Bu ülkeler Belarus Cumhurbaşkanı Alexander Lukaşenko'yu, hileli kabul edilen geçen yılki tartışmalı seçimlerin ardından AB'nin uyguladığı yaptırımlara karşı, bir ‘hibrid (melez) savaş' biçimi olarak göçmen geçişlerini planlamakla suçluyorlar.
Lukaşenko, geçen ay düzenlediği basın toplantısında Belarus'un göçmen krizi yaratmaya çalışarak Avrupa'ya şantaj yapma peşinde olduğunu yalanladı; ancak dış baskıya tepki verdiğini söyledi.
Belarus Cumhurbaşkanı Minsk'teki Bağımsızlık Sarayı'nda gazetecilere verdiği demeçte, "Yasadışı göçle kimseye şantaj yapmıyoruz. Kimseyi tehdit etmiyoruz. Ama bizi öyle bir duruma soktunuz ki tepki vermek zorunda kalıyoruz. Biz de tepki gösteriyoruz” dedi.

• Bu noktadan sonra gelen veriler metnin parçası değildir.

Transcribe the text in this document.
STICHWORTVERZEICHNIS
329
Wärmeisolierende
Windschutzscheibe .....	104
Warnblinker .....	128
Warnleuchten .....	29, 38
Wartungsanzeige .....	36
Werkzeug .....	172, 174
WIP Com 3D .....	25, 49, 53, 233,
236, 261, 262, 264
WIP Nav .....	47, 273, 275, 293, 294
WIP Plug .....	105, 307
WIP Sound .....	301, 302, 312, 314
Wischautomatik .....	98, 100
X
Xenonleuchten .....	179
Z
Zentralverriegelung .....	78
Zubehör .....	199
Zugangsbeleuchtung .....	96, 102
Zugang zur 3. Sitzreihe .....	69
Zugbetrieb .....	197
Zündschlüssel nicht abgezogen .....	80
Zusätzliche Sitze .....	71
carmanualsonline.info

Ancak endişeli AB siyasetçilerinin ve ulusal liderlerin dikkatini çeken yalnızca göçmenlerin AB düşmanları tarafından silah olarak kullanılması veya Afganistan'da yaşanan kargaşa değil. Yakın zamanda yapılan bir dizi araştırma, Avrupa'nın gelecek yıllarda çok daha büyük göç sorunlarıyla karşılaşacağını gösteriyor.
Viyana Uluslararası Ekonomik Araştırmalar Enstitüsü'nden araştırmacılar, bu yılın başlarında yayınladıkları bir çalışmada, 2030'a kadar AB'nin komşu bölgelerindeki iklim değişikliği, çatışma ve siyasi işlevsizliğin yanısıra Afrika'daki büyük nüfus artışının, kaçınılmaz olarak AB'ye göç etmeye çalışan kişi sayısında önemli bir yükselişe yol açacağı konusunda uyardılar.